EPA's hint to coal generators (shhh...it's natural gas!)

As a newlywed 10 months into marriage, I’m still learning that dropping hints is not always the strongest form of communication. I might mention to my husband all week long things like, “Doesn’t queso from such-and-such restaurant sound good?” Then the weekend rolls around, and he still innocently asks, “What kind of restaurant should we try?”

Sometimes hints aren’t picked up on. Or even if they are, they aren’t always acted upon. But still, it's often more comfortable, less abrasive to use hints in place of direct communication.

It seems to me that the Environmental Protection Agency is a hint-dropper. The Administration doesn’t come out and force conversions from coal to natural gas or renewables. But through nagging mechanisms even more powerful than those possessed by the cast of Desperate Housewives, the EPA can make life tough on coal-fired generators.

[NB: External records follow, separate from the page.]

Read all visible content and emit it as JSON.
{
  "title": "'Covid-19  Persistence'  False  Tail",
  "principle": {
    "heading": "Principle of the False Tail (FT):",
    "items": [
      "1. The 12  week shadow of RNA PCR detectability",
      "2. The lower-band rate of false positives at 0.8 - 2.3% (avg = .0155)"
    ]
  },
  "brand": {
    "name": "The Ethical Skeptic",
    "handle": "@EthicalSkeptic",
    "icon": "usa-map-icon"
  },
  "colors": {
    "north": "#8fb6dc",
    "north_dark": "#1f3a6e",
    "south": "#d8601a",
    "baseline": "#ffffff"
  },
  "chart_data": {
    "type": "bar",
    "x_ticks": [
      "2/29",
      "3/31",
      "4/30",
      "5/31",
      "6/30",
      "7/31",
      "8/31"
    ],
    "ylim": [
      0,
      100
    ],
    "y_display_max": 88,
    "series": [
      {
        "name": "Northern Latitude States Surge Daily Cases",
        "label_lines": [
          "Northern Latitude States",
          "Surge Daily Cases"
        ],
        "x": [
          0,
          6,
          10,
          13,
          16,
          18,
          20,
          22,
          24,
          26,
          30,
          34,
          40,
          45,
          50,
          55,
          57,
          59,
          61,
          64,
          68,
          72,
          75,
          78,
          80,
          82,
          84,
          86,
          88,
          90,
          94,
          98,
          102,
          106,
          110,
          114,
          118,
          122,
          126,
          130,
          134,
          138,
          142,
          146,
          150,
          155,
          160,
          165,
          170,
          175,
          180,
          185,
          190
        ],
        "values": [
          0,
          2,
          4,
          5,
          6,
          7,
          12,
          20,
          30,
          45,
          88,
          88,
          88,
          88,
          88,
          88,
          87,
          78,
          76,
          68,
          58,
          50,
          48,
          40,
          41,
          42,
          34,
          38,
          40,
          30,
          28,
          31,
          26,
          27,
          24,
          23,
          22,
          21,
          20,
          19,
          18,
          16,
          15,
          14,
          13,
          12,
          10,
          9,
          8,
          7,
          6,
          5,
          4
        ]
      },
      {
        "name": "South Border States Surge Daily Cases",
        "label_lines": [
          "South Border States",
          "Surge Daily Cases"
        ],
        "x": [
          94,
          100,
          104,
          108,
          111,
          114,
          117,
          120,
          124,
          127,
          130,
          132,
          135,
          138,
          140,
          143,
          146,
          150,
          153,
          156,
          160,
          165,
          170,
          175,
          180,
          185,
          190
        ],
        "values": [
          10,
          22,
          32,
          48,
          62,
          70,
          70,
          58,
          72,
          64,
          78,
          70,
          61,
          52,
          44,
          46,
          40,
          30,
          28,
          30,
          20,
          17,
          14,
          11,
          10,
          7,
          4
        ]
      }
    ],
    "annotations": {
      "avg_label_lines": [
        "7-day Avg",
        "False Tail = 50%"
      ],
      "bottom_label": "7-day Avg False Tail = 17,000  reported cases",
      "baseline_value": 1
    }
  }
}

On April 14, I attended an EPA hearing in Tulsa, Okla. concerning an ongoing debate over three coal-fired plants that are not under compliance of EPA’s Clean Air Visibility Rule. The plants are Oklahoma Gas and Electric (OG&E) Company’s Muskogee and Sooner Stations, and AEP-Public Service Company of Oklahoma’s Red Rock Station. According to the rule, the stations must achieve EPA’s emission limit for SO2 – 0.15 lb/mmBtu, or 95 percent removal. OG&E said it would cost about $10,000 per ton to reduce SO2 emissions to those levels through the use of scrubber technology at its two plants.

The Oklahoma Department of Environmental Quality (ODEQ) has submitted a State Implementation Plan (SIP), recommending Best Available Retrofit Technology (BART) switches for the plants. However, the EPA identified the SIP as one that “does not meet one or more of the required elements.”

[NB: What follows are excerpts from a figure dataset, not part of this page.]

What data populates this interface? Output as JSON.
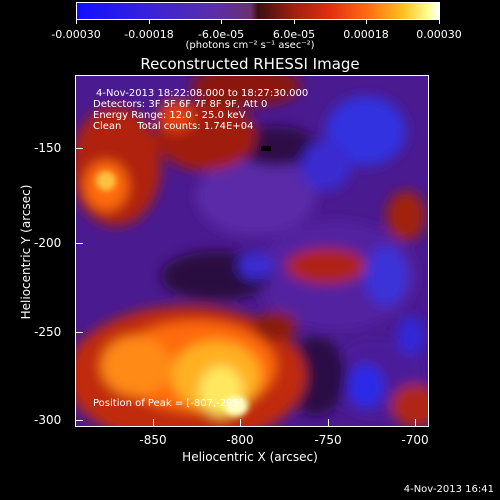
{
  "colorbar": {
    "labels": [
      "-0.00030",
      "-0.00018",
      "-6.0e-05",
      "6.0e-05",
      "0.00018",
      "0.00030"
    ],
    "units": "(photons cm⁻² s⁻¹ asec⁻²)"
  },
  "title": "Reconstructed RHESSI Image",
  "info": {
    "time": "4-Nov-2013 18:22:08.000 to 18:27:30.000",
    "detectors": "Detectors: 3F 5F 6F 7F 8F 9F, Att 0",
    "energy": "Energy Range: 12.0 - 25.0 keV",
    "clean": "Clean     Total counts: 1.74E+04",
    "peak": "Position of Peak = [-807,-295]"
  },
  "axes": {
    "xlabel": "Heliocentric X (arcsec)",
    "ylabel": "Heliocentric Y (arcsec)",
    "xticks": [
      "-850",
      "-800",
      "-750",
      "-700"
    ],
    "yticks": [
      "-150",
      "-200",
      "-250",
      "-300"
    ]
  },
  "timestamp": "4-Nov-2013 16:41",
  "colors": {
    "background": "#4a1a90",
    "low": "#2020ff",
    "high": "#ffff90"
  }
}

Why doesn’t it meet the requirements? Steve Thompson, executive director of ODEQ, said the BART alternative in the SIP “reduces SO2 emissions more than the primary requirements in EPA’s Federal Implementation Plan.”

So what about that is unacceptable to the EPA?

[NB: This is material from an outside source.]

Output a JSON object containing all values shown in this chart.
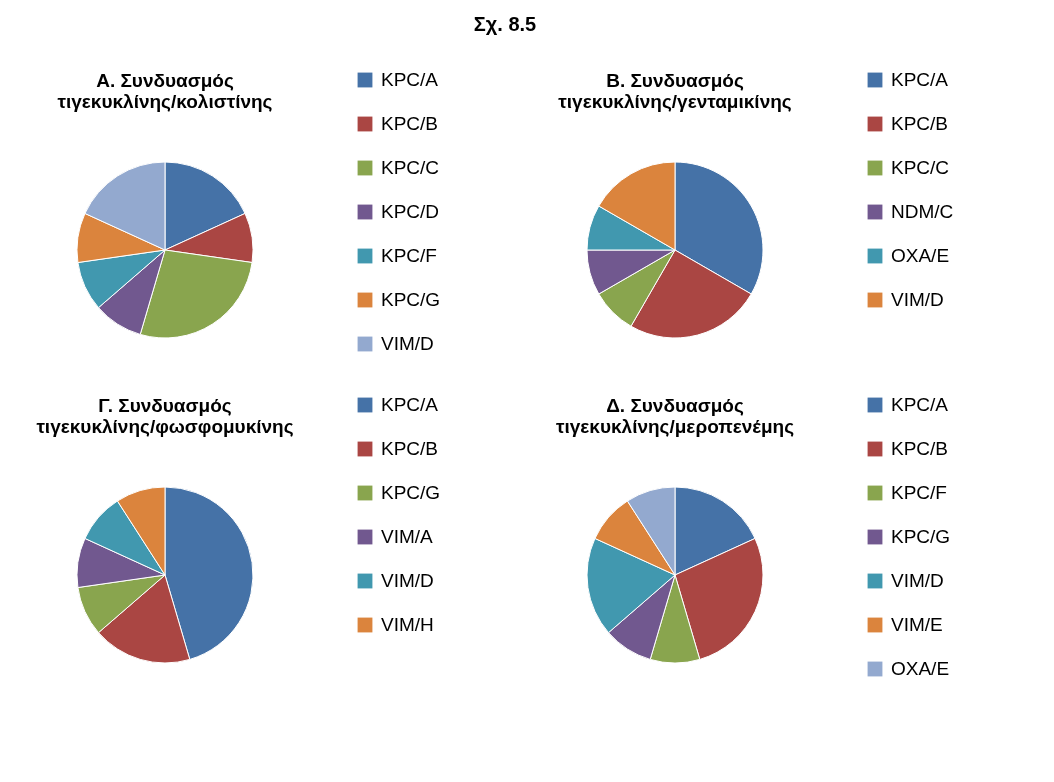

Coal is still being burned. Visibility could still be affected to some degree in federal wildlife areas – the heart of the issue.

EPA states that “switches to natural gas are an acceptable method,” as a spokesperson from Oklahoma natural gas producer Chesapeake Energy pointed out at the hearing.

Oklahoma has an abundant supply of natural gas. Larry Nichols, CEO of Devon Energy, told me during a March interview that the company’s work in the Cana shale in western Oklahoma which has already netted 11 trillion cubic feet – larger than Devon’s four discoveries in the Gulf of Mexico. So a shortage of a natural gas supply would be close to impossible if these power companies were to do a partial or total switch.

It’s not just these Oklahoma coal plants that will soon be replaced by natural gas or another form of “cleaner” energy. On April 14, Tennessee Valley Authority announced the retirement of 18 coal-fired units. In many cases, it’s easier to retire a plant than to retrofit it, especially older plants.

Barney Racine, software development manger for the environmental solutions group of Honeywell Process Solutions, said the EPA’s focus is not so much on SO2 control, but rather a complete retreat from coal. “They’re not necessarily driving legislation from the emissions monitoring standpoint, but from the incentive side – the cost to burn coal vs. natural gas.”

Some coal will undoubtedly remain in the generation mix in the coming decades, but EPA will continue to drop hints that other forms of generation are preferable. While natural gas prices are low, many coal-fired generators will, reluctantly or not, make the switch. EPA’s hint will be taken with a grain of salt, or perhaps in some cases, enforced.

And hopefully through tactful hints rather than a means of force even more powerful than the EPA's, I’ll get my chips and queso this weekend.